HealthStats NSW
HealthStats NSW
HealthStats NSW

  • + Key points: Antenatal care

    Recent trends

    In 2017 there were 95,825 births to 94,449 mothers in NSW, a decrease of 1.2% from 96,971 births in 2013.  The percentage of multiple (twin and triplet) pregnancies has remained fairly stable over recent years at about 1.4%. 

    Between 2013 and 2017:

    • The proportion of mothers who were teenagers continued to fall, from 3.0% to 2.0%.

    • The proportion of births to mothers over 35 years of age has remained stable.

    • The rate of low birth weight (less than 2,500 grams) has remained stable, ranging from 6.3% to 6.7%. 

    • The perinatal mortality rate was 8.4 per 1,000 births in 2017, increased from 8.0 per 1,000 births in 2013. 

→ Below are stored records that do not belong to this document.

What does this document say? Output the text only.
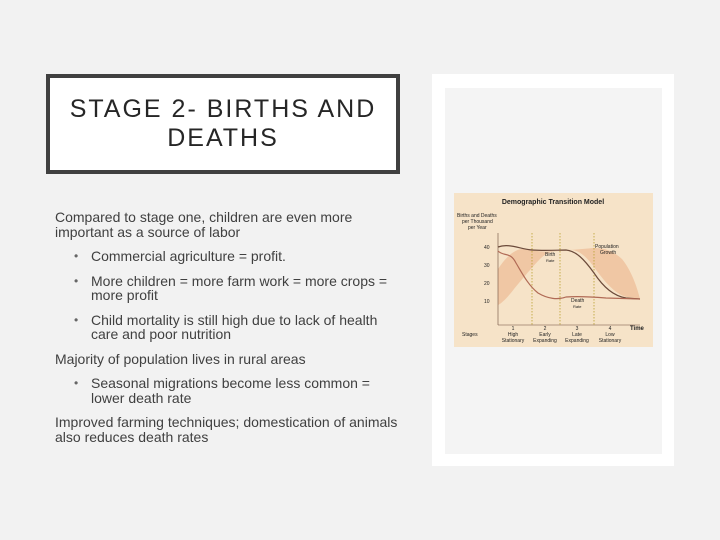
STAGE 2- BIRTHS AND DEATHS

Compared to stage one, children are even more important as a source of labor

• Commercial agriculture = profit.
• More children = more farm work = more crops = more profit
• Child mortality is still high due to lack of health care and poor nutrition

Majority of population lives in rural areas

• Seasonal migrations become less common = lower death rate

Improved farming techniques; domestication of animals also reduces death rates

Demographic Transition Model
Births and Deaths
per Thousand
per Year
40
30
20
10
Birth
Rate
Death
Rate
Population
Growth
Time
Stages
1
High
Stationary
2
Early
Expanding
3
Late
Expanding
4
Low
Stationary
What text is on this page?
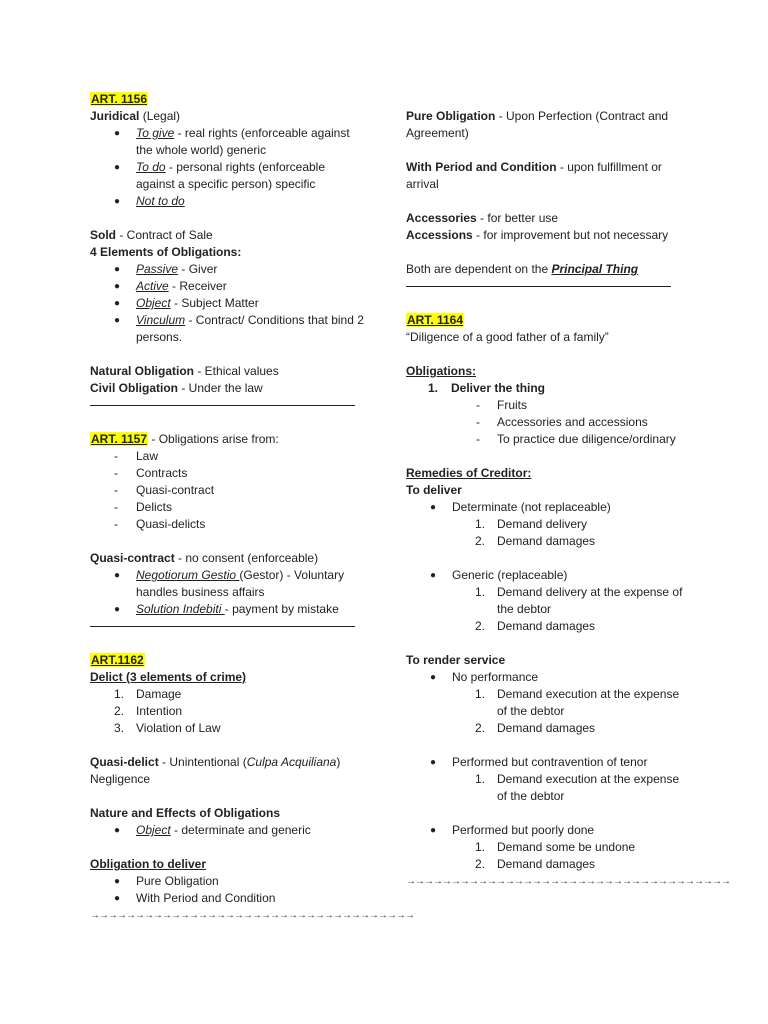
ART. 1156
Juridical (Legal)
● To give - real rights (enforceable against the whole world) generic
● To do - personal rights (enforceable against a specific person) specific
● Not to do
Sold - Contract of Sale
4 Elements of Obligations:
● Passive - Giver
● Active - Receiver
● Object - Subject Matter
● Vinculum - Contract/ Conditions that bind 2 persons.
Natural Obligation - Ethical values
Civil Obligation - Under the law
ART. 1157 - Obligations arise from:
- Law
- Contracts
- Quasi-contract
- Delicts
- Quasi-delicts
Quasi-contract - no consent (enforceable)
● Negotiorum Gestio (Gestor) - Voluntary handles business affairs
● Solution Indebiti - payment by mistake
ART.1162
Delict (3 elements of crime)
1. Damage
2. Intention
3. Violation of Law
Quasi-delict - Unintentional (Culpa Acquiliana)
Negligence
Nature and Effects of Obligations
● Object - determinate and generic
Obligation to deliver
● Pure Obligation
● With Period and Condition
→→→→→→→→→→→→→→→→→→→→→→→→→→→→→→→→→→→→
Pure Obligation - Upon Perfection (Contract and Agreement)
With Period and Condition - upon fulfillment or arrival
Accessories - for better use
Accessions - for improvement but not necessary
Both are dependent on the Principal Thing
ART. 1164
“Diligence of a good father of a family”
Obligations:
1. Deliver the thing
- Fruits
- Accessories and accessions
- To practice due diligence/ordinary
Remedies of Creditor:
To deliver
● Determinate (not replaceable)
1. Demand delivery
2. Demand damages
● Generic (replaceable)
1. Demand delivery at the expense of the debtor
2. Demand damages
To render service
● No performance
1. Demand execution at the expense of the debtor
2. Demand damages
● Performed but contravention of tenor
1. Demand execution at the expense of the debtor
● Performed but poorly done
1. Demand some be undone
2. Demand damages
→→→→→→→→→→→→→→→→→→→→→→→→→→→→→→→→→→→→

    Aboriginal and Torres Strait Islander mothers and babies

    Between 2013 and 2017:

    • The number of reported births to Aboriginal or Torres Strait Islander mothers increased from 3,542 to 4,251, representing 3.7% and 4.4% respectively of all babies born in NSW.

    • The percentage of Aboriginal or Torres Strait Islander mothers who were teenagers fell substantially from 17.6% to 12.3%.

    • The perinatal mortality rate of 12.7 per 1,000 births in Aboriginal or Torres Strait Islander mothers in 2017 is higher than the rate of 8.2 per 1,000 births experienced among babies born to non-Aboriginal or Torres Strait Islander mothers.

    • The percentage of Aboriginal or Torres Strait Islander mothers who commenced antenatal care before 14 weeks of pregnancy increased from 49.8% to 68.1%.  

  • + Background: Antenatal care


    The health of Australian mothers and babies is generally good by world standards. Maternal deaths are rare, and perinatal mortality rates are low.

    The average woman in NSW can currently expect to give birth to 1.9 babies in her lifetime.

    NSW mothers are getting older with the mean maternal age at first birth around 29 years and at subsequent birth just over 30. The proportion of teenage mothers is declining.

    Burden of disease and social and economic disadvantage 

    Aboriginal mothers and babies, those from socioeconomically disadvantaged areas, and some overseas-born mothers and their babies continue to experience worse outcomes than other NSW mothers and babies.